Eine Munitionsausstattung setzte sich wie folgt zusammen: 120 Panzergranatpatronen 30 Panzergranatpatronen 40 100 Sprenggranatpatronen
Letztere wurde ab Mai 1941 mit einer fertigungstechnisch vereinfachten Sprengladung ausgeliefert. Mitte 1940 waren erste neue 5-cm-Pak 38 verfügbar und die beschleunigte Serienfertigung lief im August an, dennoch waren im Juni 1941 nur 1047 Stück verfügbar.
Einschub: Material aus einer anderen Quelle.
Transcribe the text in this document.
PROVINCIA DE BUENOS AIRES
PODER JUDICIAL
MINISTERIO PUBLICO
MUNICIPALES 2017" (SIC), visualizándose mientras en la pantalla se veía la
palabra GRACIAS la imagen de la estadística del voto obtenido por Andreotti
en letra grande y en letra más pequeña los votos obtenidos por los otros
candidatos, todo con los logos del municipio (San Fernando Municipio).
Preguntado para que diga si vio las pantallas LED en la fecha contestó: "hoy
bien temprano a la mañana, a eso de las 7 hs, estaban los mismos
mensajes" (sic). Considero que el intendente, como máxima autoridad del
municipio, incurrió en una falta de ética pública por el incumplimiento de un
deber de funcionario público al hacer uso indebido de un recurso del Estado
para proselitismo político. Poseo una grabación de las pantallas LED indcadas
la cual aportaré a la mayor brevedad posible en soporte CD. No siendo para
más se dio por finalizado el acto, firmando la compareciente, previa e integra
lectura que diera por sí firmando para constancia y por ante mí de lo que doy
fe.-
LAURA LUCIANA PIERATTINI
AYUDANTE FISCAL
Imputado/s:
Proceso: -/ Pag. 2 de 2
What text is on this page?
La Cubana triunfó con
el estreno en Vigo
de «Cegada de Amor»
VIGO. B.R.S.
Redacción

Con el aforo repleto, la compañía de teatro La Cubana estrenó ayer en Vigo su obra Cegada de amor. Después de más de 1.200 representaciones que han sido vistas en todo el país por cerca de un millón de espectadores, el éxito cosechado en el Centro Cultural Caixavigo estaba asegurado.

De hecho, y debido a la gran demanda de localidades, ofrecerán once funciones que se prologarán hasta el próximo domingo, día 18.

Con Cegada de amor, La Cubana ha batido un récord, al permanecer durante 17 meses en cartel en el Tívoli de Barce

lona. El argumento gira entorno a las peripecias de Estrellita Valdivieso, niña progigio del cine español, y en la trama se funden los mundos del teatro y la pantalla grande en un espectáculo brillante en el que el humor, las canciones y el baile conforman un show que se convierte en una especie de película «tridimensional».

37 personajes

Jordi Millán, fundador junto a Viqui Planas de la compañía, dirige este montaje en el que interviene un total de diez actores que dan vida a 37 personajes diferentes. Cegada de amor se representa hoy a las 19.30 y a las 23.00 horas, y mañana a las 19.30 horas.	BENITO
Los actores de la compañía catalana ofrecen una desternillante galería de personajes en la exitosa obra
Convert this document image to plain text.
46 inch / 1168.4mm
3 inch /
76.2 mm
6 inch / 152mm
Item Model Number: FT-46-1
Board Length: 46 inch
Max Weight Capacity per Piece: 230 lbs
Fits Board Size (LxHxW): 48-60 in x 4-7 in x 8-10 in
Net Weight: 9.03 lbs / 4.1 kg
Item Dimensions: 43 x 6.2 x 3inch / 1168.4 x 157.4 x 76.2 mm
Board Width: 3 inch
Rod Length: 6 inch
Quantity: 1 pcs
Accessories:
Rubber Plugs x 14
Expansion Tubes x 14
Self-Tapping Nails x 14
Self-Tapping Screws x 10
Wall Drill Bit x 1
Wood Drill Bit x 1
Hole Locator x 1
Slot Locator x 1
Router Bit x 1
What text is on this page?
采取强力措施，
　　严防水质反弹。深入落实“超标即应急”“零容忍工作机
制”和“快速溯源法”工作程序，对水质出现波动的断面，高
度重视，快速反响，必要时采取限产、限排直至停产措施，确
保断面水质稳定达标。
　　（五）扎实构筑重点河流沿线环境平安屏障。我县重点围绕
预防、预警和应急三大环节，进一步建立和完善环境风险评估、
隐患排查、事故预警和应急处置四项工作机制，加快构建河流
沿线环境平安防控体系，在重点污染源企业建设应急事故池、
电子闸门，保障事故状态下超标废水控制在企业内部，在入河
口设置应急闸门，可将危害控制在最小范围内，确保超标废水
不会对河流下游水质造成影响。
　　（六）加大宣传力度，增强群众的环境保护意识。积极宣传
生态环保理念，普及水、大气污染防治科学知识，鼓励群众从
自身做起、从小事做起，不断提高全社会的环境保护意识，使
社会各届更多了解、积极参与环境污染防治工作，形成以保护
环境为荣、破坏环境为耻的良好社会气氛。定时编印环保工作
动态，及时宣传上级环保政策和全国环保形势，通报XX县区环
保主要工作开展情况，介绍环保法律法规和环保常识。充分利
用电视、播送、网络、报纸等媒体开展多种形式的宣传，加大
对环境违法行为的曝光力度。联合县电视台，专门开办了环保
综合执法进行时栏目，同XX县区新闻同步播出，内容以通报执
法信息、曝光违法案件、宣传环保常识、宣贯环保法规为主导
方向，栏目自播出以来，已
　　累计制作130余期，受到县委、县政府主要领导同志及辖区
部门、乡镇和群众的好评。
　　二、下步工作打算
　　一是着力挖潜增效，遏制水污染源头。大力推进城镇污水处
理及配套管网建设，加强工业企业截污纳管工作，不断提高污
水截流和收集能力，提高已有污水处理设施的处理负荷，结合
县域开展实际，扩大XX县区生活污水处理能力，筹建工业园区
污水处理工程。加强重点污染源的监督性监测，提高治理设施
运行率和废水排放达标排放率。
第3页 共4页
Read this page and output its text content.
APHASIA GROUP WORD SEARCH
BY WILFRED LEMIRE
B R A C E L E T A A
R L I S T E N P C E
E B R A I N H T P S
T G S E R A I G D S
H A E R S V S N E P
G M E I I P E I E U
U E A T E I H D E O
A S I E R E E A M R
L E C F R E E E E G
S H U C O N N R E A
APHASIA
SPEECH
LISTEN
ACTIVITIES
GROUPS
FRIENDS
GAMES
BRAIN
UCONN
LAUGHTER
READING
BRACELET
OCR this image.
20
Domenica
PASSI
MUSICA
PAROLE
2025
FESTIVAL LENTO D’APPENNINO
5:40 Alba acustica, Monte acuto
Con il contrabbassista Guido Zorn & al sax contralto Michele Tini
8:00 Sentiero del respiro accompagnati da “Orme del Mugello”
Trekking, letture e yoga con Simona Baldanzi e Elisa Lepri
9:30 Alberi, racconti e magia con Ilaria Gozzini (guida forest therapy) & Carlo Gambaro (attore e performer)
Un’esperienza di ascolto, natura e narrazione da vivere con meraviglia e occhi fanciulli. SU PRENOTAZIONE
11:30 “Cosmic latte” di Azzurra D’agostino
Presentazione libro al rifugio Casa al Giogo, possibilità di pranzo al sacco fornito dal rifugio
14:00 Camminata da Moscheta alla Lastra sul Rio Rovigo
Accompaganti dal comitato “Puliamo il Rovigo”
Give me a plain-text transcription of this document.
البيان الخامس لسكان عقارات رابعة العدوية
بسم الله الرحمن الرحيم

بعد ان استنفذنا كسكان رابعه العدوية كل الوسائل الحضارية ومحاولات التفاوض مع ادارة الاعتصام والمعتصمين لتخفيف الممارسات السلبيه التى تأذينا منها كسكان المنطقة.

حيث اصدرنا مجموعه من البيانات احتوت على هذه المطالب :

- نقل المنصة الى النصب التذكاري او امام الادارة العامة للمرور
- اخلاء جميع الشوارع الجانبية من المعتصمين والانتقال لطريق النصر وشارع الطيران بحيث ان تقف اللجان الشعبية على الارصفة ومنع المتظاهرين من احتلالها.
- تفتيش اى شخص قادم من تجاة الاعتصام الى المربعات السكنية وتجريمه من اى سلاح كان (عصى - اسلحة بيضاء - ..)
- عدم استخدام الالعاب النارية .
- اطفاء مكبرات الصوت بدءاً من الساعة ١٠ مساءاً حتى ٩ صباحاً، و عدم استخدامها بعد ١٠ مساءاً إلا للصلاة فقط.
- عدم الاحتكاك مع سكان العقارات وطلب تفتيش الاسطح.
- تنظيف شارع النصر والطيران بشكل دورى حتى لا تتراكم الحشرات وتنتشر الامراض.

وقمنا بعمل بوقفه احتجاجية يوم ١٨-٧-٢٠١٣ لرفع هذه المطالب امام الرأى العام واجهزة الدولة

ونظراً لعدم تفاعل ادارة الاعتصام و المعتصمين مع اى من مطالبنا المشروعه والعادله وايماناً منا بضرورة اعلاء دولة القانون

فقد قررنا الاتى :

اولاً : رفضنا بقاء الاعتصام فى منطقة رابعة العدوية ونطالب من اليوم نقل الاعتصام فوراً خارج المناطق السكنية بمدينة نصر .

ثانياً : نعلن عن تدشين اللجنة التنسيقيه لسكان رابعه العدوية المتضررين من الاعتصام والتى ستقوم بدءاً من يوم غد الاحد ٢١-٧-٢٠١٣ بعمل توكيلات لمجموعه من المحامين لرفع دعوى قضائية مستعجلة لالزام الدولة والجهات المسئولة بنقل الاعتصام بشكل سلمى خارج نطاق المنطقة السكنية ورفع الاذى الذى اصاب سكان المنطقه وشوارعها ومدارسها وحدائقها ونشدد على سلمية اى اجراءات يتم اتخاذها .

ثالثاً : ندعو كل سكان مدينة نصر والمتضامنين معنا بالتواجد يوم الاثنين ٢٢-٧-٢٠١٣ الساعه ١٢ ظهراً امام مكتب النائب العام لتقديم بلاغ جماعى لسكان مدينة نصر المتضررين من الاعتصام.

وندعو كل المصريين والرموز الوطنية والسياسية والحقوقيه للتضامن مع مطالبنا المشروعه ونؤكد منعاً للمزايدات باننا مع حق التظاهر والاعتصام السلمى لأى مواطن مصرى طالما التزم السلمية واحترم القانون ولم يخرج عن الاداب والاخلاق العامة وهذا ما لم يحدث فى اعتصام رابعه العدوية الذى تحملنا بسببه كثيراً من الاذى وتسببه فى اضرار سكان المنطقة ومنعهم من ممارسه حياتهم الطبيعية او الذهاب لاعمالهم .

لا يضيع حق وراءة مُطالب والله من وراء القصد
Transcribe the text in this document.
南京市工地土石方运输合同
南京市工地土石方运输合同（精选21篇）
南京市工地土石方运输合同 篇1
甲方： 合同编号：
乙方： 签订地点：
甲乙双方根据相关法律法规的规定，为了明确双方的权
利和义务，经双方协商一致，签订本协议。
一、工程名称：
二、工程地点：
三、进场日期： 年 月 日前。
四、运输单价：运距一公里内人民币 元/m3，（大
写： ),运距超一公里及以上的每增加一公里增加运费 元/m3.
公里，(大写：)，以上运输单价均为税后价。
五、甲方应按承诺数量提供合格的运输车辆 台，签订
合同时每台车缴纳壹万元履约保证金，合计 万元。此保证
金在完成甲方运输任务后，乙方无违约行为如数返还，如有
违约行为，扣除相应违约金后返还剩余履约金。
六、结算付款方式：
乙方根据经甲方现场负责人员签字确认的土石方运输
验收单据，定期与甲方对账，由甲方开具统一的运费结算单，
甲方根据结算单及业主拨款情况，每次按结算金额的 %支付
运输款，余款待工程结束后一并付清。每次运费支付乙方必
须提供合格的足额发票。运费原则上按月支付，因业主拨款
Somit blieb auch 1941 die 3,7-cm-Pak die wichtigste Waffe zur Panzerbekämpfung.
Russlandfeldzug Die russische Panzerwaffe verfügte am 22. Juni 1941 über mehr als 18.000 Panzerkampfwagen, darunter 1861 modernste Fahrzeuge der Typen T-34 und KW, die Panzerstärken von 45-100 mm Dicke aufwiesen. Besonders vorteilhaft war hier die Schrägstellung der Panzerplatten. Die Geschosse der Pak prallten wirkungslos. Es musste umgedacht werden und so gab man die Taktik mit einem möglichst weitem Schussfeld auf und brachte die Geschütze aus Hinterhaltstellungen zur Wirkung. So sollten Panzerabschüsse auf kürzeste Entfernung aus dem Hinterhalt erzielt werden. Nach einer Meldung des V. Armeekorps vom 15. Dezember 1941 war es ohnehin nicht möglich dem T-34 und dem KW mit der 3,7-cm-Pak erfolgreich entgegenzutreten. Lediglich englische Panzer, die inzwischen an der Ostfront erschienen, ließen sich auf 100 m Entfernung von der Seite abschießen. Hier erhielt das Geschütz auch den Spitznamen "Panzeranklopfgerät". Im August 1941 war bereits die fast vollständige Ablösung der 3,7-cm-Geschütze innerhalb des Afrikakorps angewiesen worden, doch ein genereller Austausch bei den Frontverbänden ließ sich wegen der anhaltenden hohen erluste, vor allem an der Ostfront, und dem Fehlen einer ausreichenden Zahl mittlerer und schwerer Pak nicht durchführen. In der Zeit vom 22. Juni 1941 bis zum 10. April 1942 waren insgesamt 3540 Pak verloren gegangen. Die Fertigung des 3,7-cm-Geschützes ist im März 1942 eingestellt werden.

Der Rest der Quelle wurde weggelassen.